Special education professor found niche through evolution of maturity

Growing up in the small town of Tuscola, Rebecca Cook, special education professor, never had a clear-cut vision of what profession she wanted to devote herself to as an adult.

“As the youngest of three girls, I was real observant and interested in interaction,” Cook said.

However, after attending Eastern and obtaining a bachelor’s degree in sociology and a minor in psychology, Cook was baffled about what profession she truly wanted to work in.

“At the time I realized I didn’t know what to do with (the degree),” she said. “I took a year off and moved out east to New Jersey with my first husband, and I really had a lot of time to reflect on what I wanted to do.”

It was not until that particular reflection period in her life that she came to realize her passion in life was to work with children, she said.

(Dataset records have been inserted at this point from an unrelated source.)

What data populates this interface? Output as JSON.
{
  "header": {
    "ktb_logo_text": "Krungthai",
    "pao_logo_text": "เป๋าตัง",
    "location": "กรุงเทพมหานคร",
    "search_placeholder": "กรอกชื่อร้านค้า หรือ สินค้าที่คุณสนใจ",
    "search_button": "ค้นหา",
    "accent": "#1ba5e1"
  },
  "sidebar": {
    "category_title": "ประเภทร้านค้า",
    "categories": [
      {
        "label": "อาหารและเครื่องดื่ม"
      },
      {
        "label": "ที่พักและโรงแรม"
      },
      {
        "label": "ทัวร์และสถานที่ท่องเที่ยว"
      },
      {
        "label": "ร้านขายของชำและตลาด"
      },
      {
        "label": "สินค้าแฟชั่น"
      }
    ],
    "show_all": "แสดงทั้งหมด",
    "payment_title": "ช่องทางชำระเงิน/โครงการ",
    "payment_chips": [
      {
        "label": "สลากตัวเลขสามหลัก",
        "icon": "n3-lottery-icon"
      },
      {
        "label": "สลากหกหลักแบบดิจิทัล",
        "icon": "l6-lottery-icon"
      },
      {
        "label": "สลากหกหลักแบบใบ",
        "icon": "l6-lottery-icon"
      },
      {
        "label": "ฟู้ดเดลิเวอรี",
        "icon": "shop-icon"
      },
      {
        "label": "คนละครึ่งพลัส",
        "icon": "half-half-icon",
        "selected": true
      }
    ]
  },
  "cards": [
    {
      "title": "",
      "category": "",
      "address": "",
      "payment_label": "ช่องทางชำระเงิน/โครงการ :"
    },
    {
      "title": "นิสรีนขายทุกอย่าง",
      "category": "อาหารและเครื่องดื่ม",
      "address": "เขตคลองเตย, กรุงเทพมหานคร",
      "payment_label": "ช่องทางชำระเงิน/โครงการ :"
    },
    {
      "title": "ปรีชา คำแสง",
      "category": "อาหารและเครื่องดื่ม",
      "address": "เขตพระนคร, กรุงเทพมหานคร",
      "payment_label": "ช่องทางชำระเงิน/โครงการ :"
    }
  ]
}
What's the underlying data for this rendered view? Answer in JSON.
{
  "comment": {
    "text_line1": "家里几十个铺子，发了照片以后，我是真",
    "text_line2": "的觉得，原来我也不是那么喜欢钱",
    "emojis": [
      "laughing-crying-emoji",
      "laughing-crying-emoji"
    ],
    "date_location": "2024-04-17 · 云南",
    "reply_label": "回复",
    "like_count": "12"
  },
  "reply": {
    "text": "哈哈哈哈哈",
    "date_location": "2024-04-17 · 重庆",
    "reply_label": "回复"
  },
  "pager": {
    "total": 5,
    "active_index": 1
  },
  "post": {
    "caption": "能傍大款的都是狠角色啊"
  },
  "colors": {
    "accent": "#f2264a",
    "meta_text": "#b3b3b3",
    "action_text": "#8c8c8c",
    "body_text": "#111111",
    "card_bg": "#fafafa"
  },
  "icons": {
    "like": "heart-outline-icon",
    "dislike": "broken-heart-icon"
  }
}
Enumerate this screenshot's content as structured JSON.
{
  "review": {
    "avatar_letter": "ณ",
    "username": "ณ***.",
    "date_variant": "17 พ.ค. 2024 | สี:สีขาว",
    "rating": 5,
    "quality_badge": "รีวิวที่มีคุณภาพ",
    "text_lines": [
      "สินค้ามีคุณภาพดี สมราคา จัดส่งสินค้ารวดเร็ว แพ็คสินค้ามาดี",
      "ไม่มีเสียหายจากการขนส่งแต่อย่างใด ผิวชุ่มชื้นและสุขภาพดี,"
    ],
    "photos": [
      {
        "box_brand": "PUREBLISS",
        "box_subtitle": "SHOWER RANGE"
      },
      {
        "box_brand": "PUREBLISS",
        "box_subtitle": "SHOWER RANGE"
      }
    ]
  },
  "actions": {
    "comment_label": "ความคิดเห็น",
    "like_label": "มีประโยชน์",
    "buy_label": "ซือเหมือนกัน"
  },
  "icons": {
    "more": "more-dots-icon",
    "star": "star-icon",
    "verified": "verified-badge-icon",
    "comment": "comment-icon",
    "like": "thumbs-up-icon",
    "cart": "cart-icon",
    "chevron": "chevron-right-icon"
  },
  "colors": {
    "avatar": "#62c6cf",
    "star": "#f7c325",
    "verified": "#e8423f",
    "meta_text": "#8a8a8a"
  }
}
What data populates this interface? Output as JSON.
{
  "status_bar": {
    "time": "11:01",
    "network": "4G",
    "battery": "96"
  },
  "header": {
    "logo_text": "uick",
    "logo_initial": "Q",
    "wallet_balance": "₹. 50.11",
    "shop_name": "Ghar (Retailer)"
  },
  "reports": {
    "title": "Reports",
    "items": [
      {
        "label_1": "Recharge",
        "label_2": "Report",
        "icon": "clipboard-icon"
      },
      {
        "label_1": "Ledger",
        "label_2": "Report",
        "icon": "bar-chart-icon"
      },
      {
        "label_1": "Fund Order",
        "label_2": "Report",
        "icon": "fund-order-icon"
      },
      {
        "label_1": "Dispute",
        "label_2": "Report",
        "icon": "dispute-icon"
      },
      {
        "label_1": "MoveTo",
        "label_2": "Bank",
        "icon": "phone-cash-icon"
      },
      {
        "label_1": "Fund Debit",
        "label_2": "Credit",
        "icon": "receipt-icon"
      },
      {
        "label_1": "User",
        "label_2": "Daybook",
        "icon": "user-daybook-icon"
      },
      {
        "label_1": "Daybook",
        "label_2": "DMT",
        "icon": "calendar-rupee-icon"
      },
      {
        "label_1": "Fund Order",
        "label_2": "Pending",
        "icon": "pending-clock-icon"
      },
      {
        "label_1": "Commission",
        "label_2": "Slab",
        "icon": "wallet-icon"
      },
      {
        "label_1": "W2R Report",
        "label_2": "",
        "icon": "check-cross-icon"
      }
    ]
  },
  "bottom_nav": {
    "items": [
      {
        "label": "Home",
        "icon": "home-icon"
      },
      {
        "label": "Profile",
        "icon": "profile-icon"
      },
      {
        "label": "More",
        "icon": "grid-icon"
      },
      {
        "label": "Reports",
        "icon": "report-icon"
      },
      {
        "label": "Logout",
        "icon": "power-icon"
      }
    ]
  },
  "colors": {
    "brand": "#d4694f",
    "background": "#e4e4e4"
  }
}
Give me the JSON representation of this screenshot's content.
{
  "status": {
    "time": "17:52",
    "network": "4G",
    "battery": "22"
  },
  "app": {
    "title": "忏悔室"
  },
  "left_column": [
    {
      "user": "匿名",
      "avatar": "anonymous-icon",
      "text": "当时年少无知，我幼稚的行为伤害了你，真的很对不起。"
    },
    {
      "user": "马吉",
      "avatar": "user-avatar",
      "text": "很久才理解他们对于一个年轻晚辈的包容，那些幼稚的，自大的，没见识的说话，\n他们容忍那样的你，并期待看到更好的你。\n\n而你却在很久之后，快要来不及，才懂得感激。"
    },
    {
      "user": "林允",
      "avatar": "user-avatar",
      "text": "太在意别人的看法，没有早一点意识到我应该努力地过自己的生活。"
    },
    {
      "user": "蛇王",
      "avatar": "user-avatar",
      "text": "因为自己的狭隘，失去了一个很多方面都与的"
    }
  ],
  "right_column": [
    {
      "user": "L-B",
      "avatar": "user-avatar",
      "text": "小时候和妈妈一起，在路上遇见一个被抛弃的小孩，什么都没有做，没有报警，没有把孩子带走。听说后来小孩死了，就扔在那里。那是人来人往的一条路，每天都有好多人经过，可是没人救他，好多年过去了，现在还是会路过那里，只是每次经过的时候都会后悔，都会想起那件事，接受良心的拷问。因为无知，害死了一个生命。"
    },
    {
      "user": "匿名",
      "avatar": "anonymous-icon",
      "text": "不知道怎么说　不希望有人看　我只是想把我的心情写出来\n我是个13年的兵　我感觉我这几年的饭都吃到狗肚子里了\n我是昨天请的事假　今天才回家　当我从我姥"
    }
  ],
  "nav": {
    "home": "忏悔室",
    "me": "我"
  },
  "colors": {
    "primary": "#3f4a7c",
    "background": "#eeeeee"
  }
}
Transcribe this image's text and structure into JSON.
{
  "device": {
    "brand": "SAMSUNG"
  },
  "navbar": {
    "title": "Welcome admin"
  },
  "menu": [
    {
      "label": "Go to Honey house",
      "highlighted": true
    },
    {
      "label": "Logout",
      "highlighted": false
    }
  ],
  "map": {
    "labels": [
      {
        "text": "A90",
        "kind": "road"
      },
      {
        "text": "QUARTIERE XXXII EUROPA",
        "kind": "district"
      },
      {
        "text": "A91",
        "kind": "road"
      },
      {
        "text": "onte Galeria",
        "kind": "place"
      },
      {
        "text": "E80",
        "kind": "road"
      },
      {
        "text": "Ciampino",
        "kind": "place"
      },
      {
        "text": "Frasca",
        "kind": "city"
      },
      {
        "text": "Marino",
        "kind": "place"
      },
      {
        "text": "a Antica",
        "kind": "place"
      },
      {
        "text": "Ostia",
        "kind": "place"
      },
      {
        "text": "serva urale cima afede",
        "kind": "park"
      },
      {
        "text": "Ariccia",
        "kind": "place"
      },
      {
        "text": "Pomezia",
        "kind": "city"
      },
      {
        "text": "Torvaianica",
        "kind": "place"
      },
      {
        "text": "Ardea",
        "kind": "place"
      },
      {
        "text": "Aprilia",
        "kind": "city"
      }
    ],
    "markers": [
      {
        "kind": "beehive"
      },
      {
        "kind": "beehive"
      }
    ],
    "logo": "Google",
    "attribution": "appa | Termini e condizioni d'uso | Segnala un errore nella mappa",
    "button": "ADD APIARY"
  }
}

“I didn’t think about getting into the profession at all when I was younger,” Cook said. “It was the evolution of maturity that really helped me know what I wanted to do.”

With special education considered a fresh career field in the 1960s and 70s, Cook said when she later moved back to the Champaign area, she was offered the privilege to attend the University of Illinois graduate school free of tuition to study in its special education program.

“It was a nice opportunity to have,” she said. “My parents were real supportive of me.”

Cook said she believed her degree in sociology and psychology and her master’s degree in special education all combined together well in her life.

“I love to observe children and figure out a problem a child is having and then come up with a plan to help them,” she said. “The degrees really tie in well together.”

Cook continued working at the University of Illinois after she completed her master’s degree in 1972.

She worked with training graduate students in the special education program along with assisting the university in a number of other ways.

Cook later moved to Colorado for seven years, teaming up with the public schools to fight for disabled students’ inclusion in the school system before eventually returning to Champaign to accept a position at the University of Illinois to coordinate a research grant.

“The grant was on evaluating the pre-referral process for regular education teachers,” Cook said. “I’m innovative about things, so it was exciting.”

However, after years of continuous stints of in-service training, Cook grew tired of the strenuous routine .

“I wanted to maintain a continuity though,” she said. “That is when I decided to take the position here at Eastern.”

Cook said because her family lived in Tuscola and Eastern had an exceptional teaching program, the choice was not only sensible, but easy.

“The program here is so teacher oriented,” she said. “And I just love the students.”

Initially, Cook said she simultaneously attended the University of Illinois to obtain her doctorate in special education while teaching part time at Eastern before graduating in 1996 and working full time at Eastern.

She said there were a variety of other things that sparked her interest in the profession of special education.

“I love how it is changing all the time,” Cook said. “I had children with a variety of types of disabilities (while training the graduate students.) Everything is not dry and boring. It is very stimulating to me.”

Cook said she is working on a research project which involves students who have already graduated from the teaching program.

The purpose is to help mentor students going into the profession of teaching to help them adjust to their jobs, she said.

“I’m doing a project technology-based induction process support,” Cook said. “I ask everybody to participate.”

She said she contacts the former students and has them fill out a survey and send a problem they are dealing with to her through America Online’s instant messenger.

“I post them on my Web site, so input can be posted on my message board by seasoned teachers and peers,” Cook said.

This gives new teachers feedback and advice from experienced teachers, she said.

Cook said she loves her profession and at times considers herself an orthodox teacher.

“I am academically oriented, but I also want to peek students’ interests,” she said. “I think they respect me in academia and also as a person. I get so much from the students and embed that in my teaching.”

She said, like herself, not everyone knows what they want to do from the beginning of their lives.

“No matter how far into your life you are, you have to figure out what motivates you in your life and go there,” Cook said.